Similarly, cytogenetic abnormalities, AML-MRC mutations and high MECOM expression were found in all AML-MRC clusters, but lead to different gene expression. A possible explanation could be clonal architecture and the differentiation state of the cell acquiring the leukemic aberration, both known to influence the biology of the resultant leukaemia [58, 59]. To our knowledge, we are the first to show different gene expression-based subgroups in AML-MRC, with divergent drug responses. Accurate identification of these clusters requires gene expression analysis, showing the relevance of our work.
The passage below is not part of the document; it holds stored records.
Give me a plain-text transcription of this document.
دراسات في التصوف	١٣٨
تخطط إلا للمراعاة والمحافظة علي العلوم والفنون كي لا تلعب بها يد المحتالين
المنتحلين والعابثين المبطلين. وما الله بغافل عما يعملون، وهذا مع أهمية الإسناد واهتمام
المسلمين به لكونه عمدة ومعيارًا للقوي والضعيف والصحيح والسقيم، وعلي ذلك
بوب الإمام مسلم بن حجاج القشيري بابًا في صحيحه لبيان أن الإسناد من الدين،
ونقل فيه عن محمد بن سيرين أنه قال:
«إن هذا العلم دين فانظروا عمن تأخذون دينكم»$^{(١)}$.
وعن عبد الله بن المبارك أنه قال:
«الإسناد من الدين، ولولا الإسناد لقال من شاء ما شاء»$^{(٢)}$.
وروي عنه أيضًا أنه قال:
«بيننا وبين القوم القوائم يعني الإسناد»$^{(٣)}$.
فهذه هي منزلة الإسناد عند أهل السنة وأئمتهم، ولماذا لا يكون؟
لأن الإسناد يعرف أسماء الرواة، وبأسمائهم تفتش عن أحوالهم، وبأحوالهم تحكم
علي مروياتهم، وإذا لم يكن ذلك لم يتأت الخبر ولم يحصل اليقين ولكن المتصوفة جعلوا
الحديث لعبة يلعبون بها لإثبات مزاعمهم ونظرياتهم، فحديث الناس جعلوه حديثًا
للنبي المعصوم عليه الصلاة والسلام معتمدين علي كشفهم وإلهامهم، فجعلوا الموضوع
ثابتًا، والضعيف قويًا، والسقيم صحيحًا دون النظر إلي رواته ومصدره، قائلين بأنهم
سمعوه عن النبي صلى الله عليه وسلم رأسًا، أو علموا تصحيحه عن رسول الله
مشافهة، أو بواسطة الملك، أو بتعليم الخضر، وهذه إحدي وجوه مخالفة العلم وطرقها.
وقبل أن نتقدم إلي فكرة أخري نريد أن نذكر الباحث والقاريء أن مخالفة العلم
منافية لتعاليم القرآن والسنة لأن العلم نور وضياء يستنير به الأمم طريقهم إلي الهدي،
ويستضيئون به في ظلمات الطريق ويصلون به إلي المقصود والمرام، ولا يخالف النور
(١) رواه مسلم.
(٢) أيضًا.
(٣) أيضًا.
We found no additional survival differences between other clusters. However, data availability limited the survival analysis, and different treatment protocols across studies could have led to confoundment. Survival differences between transcriptional subtypes should thus be further explored in one large cohort. However, we did find marked differences in drug responses between the clusters. Ideally, new studies should test in-patient efficacy of drugs with good ex-vivo responses in transcriptional subtypes. Furthermore, transcriptional AML subtyping could aid specialists in the complex field of clinical care and lead to multidisciplinary tailored-based treatment advice [60].

In conclusion, the transcriptional subtypes reveal heterogeneity in AML not captured by genetic classification. Integration of transcriptomics into AML research and diagnostics could improve disease understanding and lead to more treatment options.